И чтобы перешагнуть через это, он быстро сказал:
— Вот видишь, раз Света на все пошла ради их любви, значит, это серьезно…
Мария Васильевна посмотрела на него своим отчаянным взглядом, но сейчас что-то твердое выкристаллизовалось в ней, словно зернышко точной мысли, которой она не боялась теперь дать волю.
— Нет там никакой любви, Иван! — горько и зло сказала она.
И он не нашел, что ей ответить, потому что конечно же не для нее, не для такой женщины, как она, были его вялые утешения.
Теперь она рассказывала спокойно, со своей манерой, словно бы сама прислушивалась к своим словам и по-новому оценивала происшедшее:
— Я говорю: «Доченька, если ты мне скажешь, что его любишь, я и слова против не найду… была бы ты счастлива…» Ваня, она ведь хоть скрытная, она очень скрытная — это да, но она нелживая, гордая, изворачиваться не станет. Тогда она мне и сказала: «Я хочу жить. Настоящей жизнью, все иметь, что хочется, всюду ездить. И иметь возле себя такого человека, как Юрий, который все мне может дать. И свою любовь в придачу. Потому что, поверь, мама, я для него не игрушка, он меня очень любит…» Сказала и улыбнулась, знаешь ведь, какая у нее улыбка. «А ты его?» — спрашиваю.
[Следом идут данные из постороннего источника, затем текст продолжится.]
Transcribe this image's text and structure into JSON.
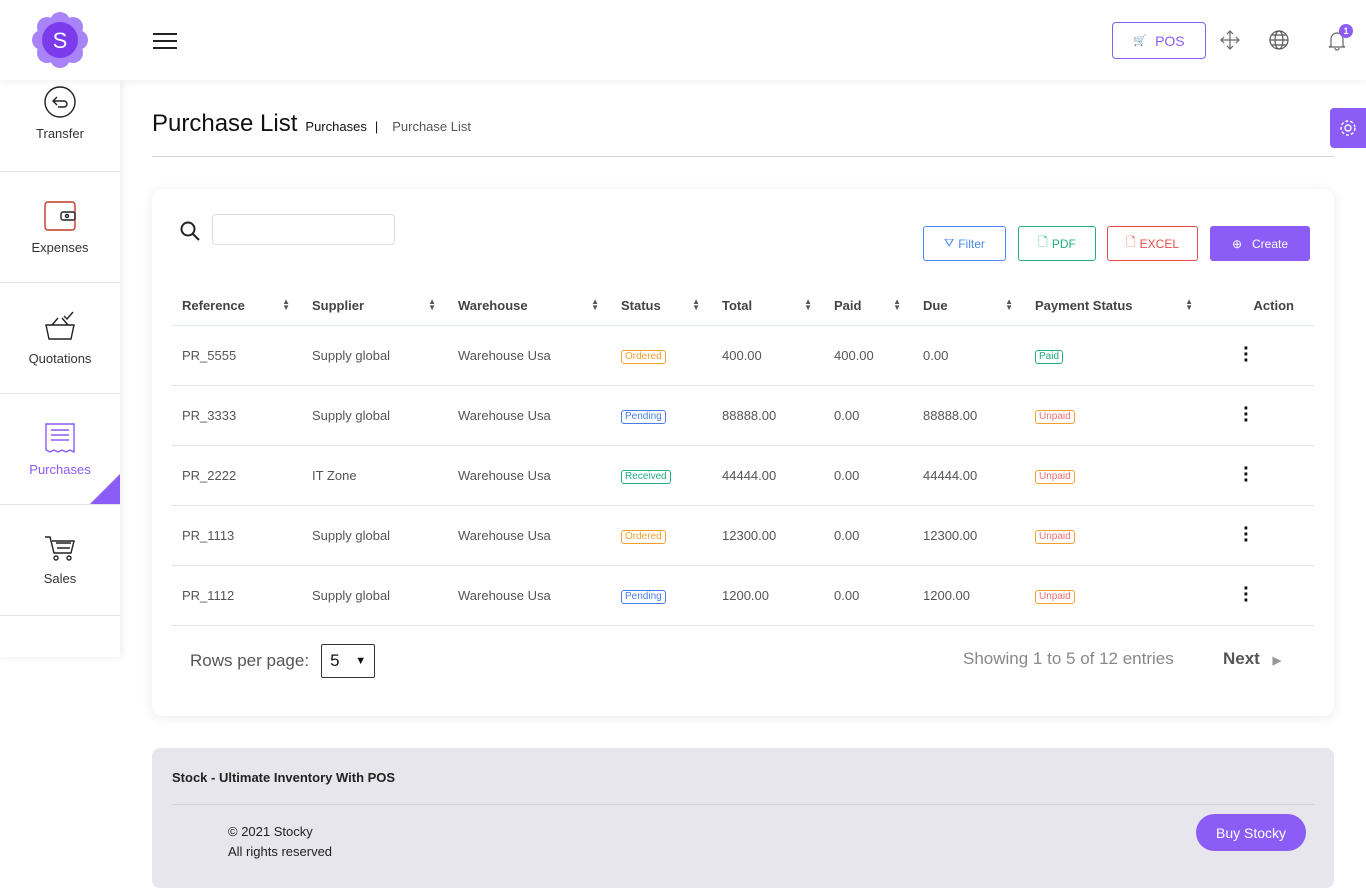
{
  "header": {
    "logo_letter": "S",
    "pos_label": "POS",
    "notification_count": "1"
  },
  "sidebar": {
    "items": [
      {
        "label": "Transfer",
        "icon": "transfer-icon"
      },
      {
        "label": "Expenses",
        "icon": "wallet-icon"
      },
      {
        "label": "Quotations",
        "icon": "basket-check-icon"
      },
      {
        "label": "Purchases",
        "icon": "receipt-icon",
        "active": true
      },
      {
        "label": "Sales",
        "icon": "cart-icon"
      }
    ]
  },
  "page": {
    "title": "Purchase List",
    "breadcrumb": [
      "Purchases",
      "Purchase List"
    ]
  },
  "toolbar": {
    "search_placeholder": "",
    "filter": "Filter",
    "pdf": "PDF",
    "excel": "EXCEL",
    "create": "Create"
  },
  "table": {
    "headers": [
      "Reference",
      "Supplier",
      "Warehouse",
      "Status",
      "Total",
      "Paid",
      "Due",
      "Payment Status",
      "Action"
    ],
    "rows": [
      {
        "ref": "PR_5555",
        "supplier": "Supply global",
        "warehouse": "Warehouse Usa",
        "status": "Ordered",
        "total": "400.00",
        "paid": "400.00",
        "due": "0.00",
        "payment": "Paid"
      },
      {
        "ref": "PR_3333",
        "supplier": "Supply global",
        "warehouse": "Warehouse Usa",
        "status": "Pending",
        "total": "88888.00",
        "paid": "0.00",
        "due": "88888.00",
        "payment": "Unpaid"
      },
      {
        "ref": "PR_2222",
        "supplier": "IT Zone",
        "warehouse": "Warehouse Usa",
        "status": "Received",
        "total": "44444.00",
        "paid": "0.00",
        "due": "44444.00",
        "payment": "Unpaid"
      },
      {
        "ref": "PR_1113",
        "supplier": "Supply global",
        "warehouse": "Warehouse Usa",
        "status": "Ordered",
        "total": "12300.00",
        "paid": "0.00",
        "due": "12300.00",
        "payment": "Unpaid"
      },
      {
        "ref": "PR_1112",
        "supplier": "Supply global",
        "warehouse": "Warehouse Usa",
        "status": "Pending",
        "total": "1200.00",
        "paid": "0.00",
        "due": "1200.00",
        "payment": "Unpaid"
      }
    ]
  },
  "pagination": {
    "rows_label": "Rows per page:",
    "rows_value": "5",
    "showing": "Showing 1 to 5 of 12 entries",
    "next": "Next"
  },
  "footer": {
    "title": "Stock - Ultimate Inventory With POS",
    "copyright": "© 2021 Stocky",
    "rights": "All rights reserved",
    "buy": "Buy Stocky"
  },
  "colors": {
    "accent": "#8b5cf6",
    "ordered": "#f0a030",
    "pending": "#4a7de8",
    "received": "#22b07d",
    "paid": "#22b07d",
    "unpaid": "#f0a030"
  }
}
Она засмеялась: «Во всяком случае, я буду счастлива, я тебе уже сказала, чего я хочу». «Но ты смогла бы еще все получить, твоя жизнь впереди». — «А я не хочу «когда-то», не хочу «впереди», хочу всего сейчас. Вот именно, пока молодая и всем могу насладиться. И убиваться тебе вовсе не от чего. А надо радоваться», — «А как же он со своей женой? — я вспомнила, что видела ее не раз на вечерах в тресте: интересная такая женщина, ну, конечно, ровесница ему. А он такой нежный с ней. Даже всем приятно было на них смотреть. — Ты же семью разбиваешь». Верно, мои слова глупыми ей показались. «Ничего не разбиваю, — говорит, — она сама давно разбилась, у него столько романов было, сколько у меня волос на голове… И жена об этом отлично знала, и каждый жил своей жизнью…» — сердито так сказала. А меня словно подмыло: «Он так и при тебе будет…» «Ну, нет! — у нее глаза засверкали. — Он от меня никуда не пойдет». И так она это сказала, что я поняла: свою власть над ним она очень ценит. И может быть, не на последнем месте ее ставит, решая свою судьбу. Ты слушаешь, Ваня?